New Haven – Gov. Dannel P. Malloy outlined “second-chance society” initiatives for non-violent offenders Tuesday in a Yale policy address that pronounced the zero-tolerance approach of the 1980s and 1990s a waste of human and fiscal capital.
“It was a failed experiment,” Malloy told a receptive audience of students, mayors, legislators and senior police and administration officials at the law school. “It didn’t work for our country or our state.”
Malloy, a former prosecutor in New York and urban mayor in Connecticut, said he would seek the repeal of mandatory minimum sentences for simple drug possession, which are now primarily imposed on those arrested within 1,200 feet of schools, day cares or public housing — wide swaths of most cities.
He also would ask the General Assembly to reclassify some non-violent offenses as misdemeanors, streamline the parole system and ease access to pardons that scrub criminal records and can remove barriers to employment.
“Today, criminal justice too often means life-long punishment and a permanent stigma,” Malloy said. “Make no mistake, a crime’s a crime, and offenders should be held accountable, and there should be punishment.”
But that punishment can effectively last a lifetime as prison records dog young offenders well into adulthood, he said.
His speech was a broader condemnation of a get-tough approach that also has been repudiated by a growing number of Republican red-state governors, giving the recently re-elected Democrat a measure of political cover. It led to a prison building boom in Connecticut that saw the state’s inmate population quadruple to more than 19,000.
“The consequences of this cultural shift have been staggering for our country and for our state,” Malloy said. “We built modern prisons when we should have been building modern schools.”
Recognizing the political difficulty of any effort that can be characterized as “easy on crime,” Malloy framed the initiative as a necessary way to exploit and reinforce Connecticut’s historically low crime rate, its shrinking prison population and its decline in recidivism.
“Crime is at a 48-year low,” Malloy said.
The assertion is supported by FBI data that shows the 80,298 index crimes – serious crimes against persons and property that are tracked annually – reported in Connecticut in 2013 were the lowest since 1967.
The state had 182,823 index crimes at the peak year of 1982, 165,787 in 1992, 104,233 in 2002, and 87,5457 in 2012.
Malloy successfully pushed in his first term for decriminalizing possession of small amounts of marijuana, a change that he says has led to 6,000 fewer drug arrests. In a law phased in over two years, beginning Jan. 1, 2010, the state also has raised from 16 to 18 the age at which defendants are tried as adults for most crimes.

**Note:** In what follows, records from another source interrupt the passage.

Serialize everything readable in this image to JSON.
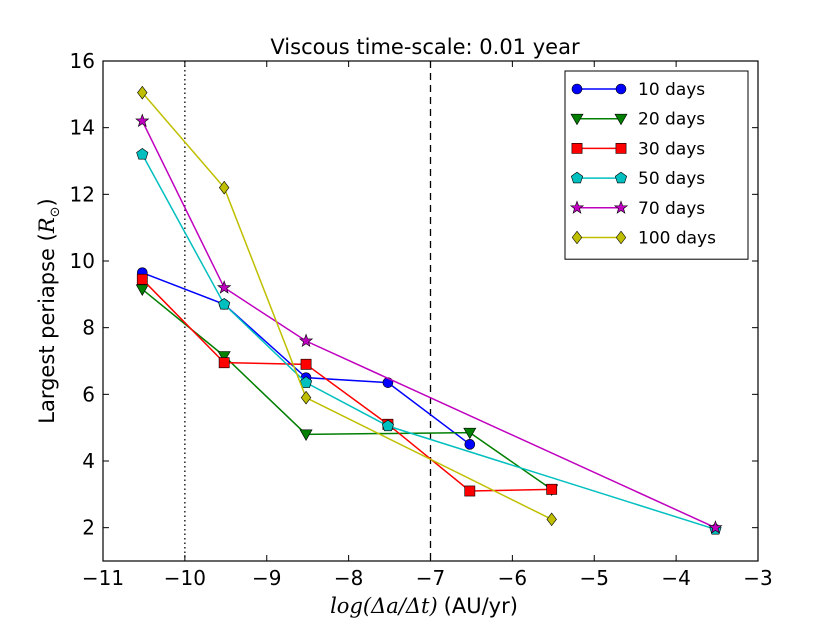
{
  "chart_data": {
    "type": "line",
    "title": "Viscous time-scale: 0.01 year",
    "xlabel_math": "log(Δa/Δt)",
    "xlabel_unit": "(AU/yr)",
    "ylabel_text": "Largest periapse (",
    "ylabel_math": "R",
    "ylabel_sub": "⊙",
    "ylabel_close": ")",
    "xlim": [
      -11,
      -3
    ],
    "ylim": [
      1,
      16
    ],
    "xticks": [
      -11,
      -10,
      -9,
      -8,
      -7,
      -6,
      -5,
      -4,
      -3
    ],
    "xtick_labels": [
      "−11",
      "−10",
      "−9",
      "−8",
      "−7",
      "−6",
      "−5",
      "−4",
      "−3"
    ],
    "yticks": [
      2,
      4,
      6,
      8,
      10,
      12,
      14,
      16
    ],
    "ytick_labels": [
      "2",
      "4",
      "6",
      "8",
      "10",
      "12",
      "14",
      "16"
    ],
    "vlines": [
      {
        "x": -10.0,
        "style": "dotted"
      },
      {
        "x": -7.0,
        "style": "dashed"
      }
    ],
    "legend_position": "top-right",
    "series": [
      {
        "name": "10 days",
        "color": "#0000ff",
        "marker": "circle",
        "x": [
          -10.52,
          -9.52,
          -8.52,
          -7.52,
          -6.52
        ],
        "y": [
          9.65,
          8.7,
          6.5,
          6.35,
          4.5
        ]
      },
      {
        "name": "20 days",
        "color": "#007f00",
        "marker": "triangle-down",
        "x": [
          -10.52,
          -9.52,
          -8.52,
          -6.52,
          -5.52
        ],
        "y": [
          9.15,
          7.15,
          4.8,
          4.85,
          3.15
        ]
      },
      {
        "name": "30 days",
        "color": "#ff0000",
        "marker": "square",
        "x": [
          -10.52,
          -9.52,
          -8.52,
          -7.52,
          -6.52,
          -5.52
        ],
        "y": [
          9.45,
          6.95,
          6.9,
          5.1,
          3.1,
          3.15
        ]
      },
      {
        "name": "50 days",
        "color": "#00bfbf",
        "marker": "pentagon",
        "x": [
          -10.52,
          -9.52,
          -8.52,
          -7.52,
          -3.52
        ],
        "y": [
          13.2,
          8.7,
          6.35,
          5.05,
          1.95
        ]
      },
      {
        "name": "70 days",
        "color": "#bf00bf",
        "marker": "star",
        "x": [
          -10.52,
          -9.52,
          -8.52,
          -3.52
        ],
        "y": [
          14.2,
          9.2,
          7.6,
          2.0
        ]
      },
      {
        "name": "100 days",
        "color": "#bfbf00",
        "marker": "diamond",
        "x": [
          -10.52,
          -9.52,
          -8.52,
          -5.52
        ],
        "y": [
          15.05,
          12.2,
          5.9,
          2.25
        ]
      }
    ]
  }
}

New Haven Mayor Toni Harp, a primary sponsor of the “raise-the-age” bill while in the General Assembly, and Rep. Toni Walker, D-New Haven, another sponsor, were in the audience, as was Bridgeport Mayor Bill Finch and Joette Katz, the former Supreme Court justice who is commissioner of the Department of Children and Families.
On Wednesday, Malloy will push his plan at a roundtable discussion in Hartford’s North End with Mayor Pedro Segarra, Correction Commissioner Scott Semple, faith leaders, legislators and others.
By proposing to end mandatory minimum sentences for drug possession, Malloy is indirectly taking up a cause promoted by the legislature’s Black and Latino Caucus: Ending enhanced penalties for drug crimes committed within 1,200 feet of a school, day care or public housing project.
Urban legislators say the result of so-called school zone offenses is to impose stiffer penalties on certain crimes committed nearly anywhere in the state’s densely settled cities, where the 1,200-foot zones tend to overlap.
“The punishment shouldn’t be enhanced because of where you live,” Rep. Douglas McCrory, D-Hartford, who is an educator, said in 2013 when the caucus unsuccessfully sought to shrink the zones to 300 feet. “Fair is fair.”
The governor said he would not change the penalties for drug dealing or possession with intent to sell, only simple possession.
His administration has been making the case that Connecticut has been outpacing many other states in reducing crime.
Violent crime dropped 14.6 percent in 2013 in the state’s three largest cities, with reductions of 11 percent in Hartford, 12.1 percent in New Haven and 20.6 percent in Bridgeport. Statewide, the drop was 10.1 percent.
From fiscal year 2010 to 2014, the caseloads in the lower-level, geographic area courts fell 38 percent in Hartford, 23 percent in Bridgeport and 23 percent in New Haven.
Murders in Connecticut reached a high of 215 in 1994, when gangs were battling for drug turf in the cities, drawing a massive federal response. In 2013, the state had 86 murders, and unofficial stats for 2014 show 82 murders.
Connecticut’s prison population on Jan. 1 was 16,167, down from a high of 19,438 in 2008.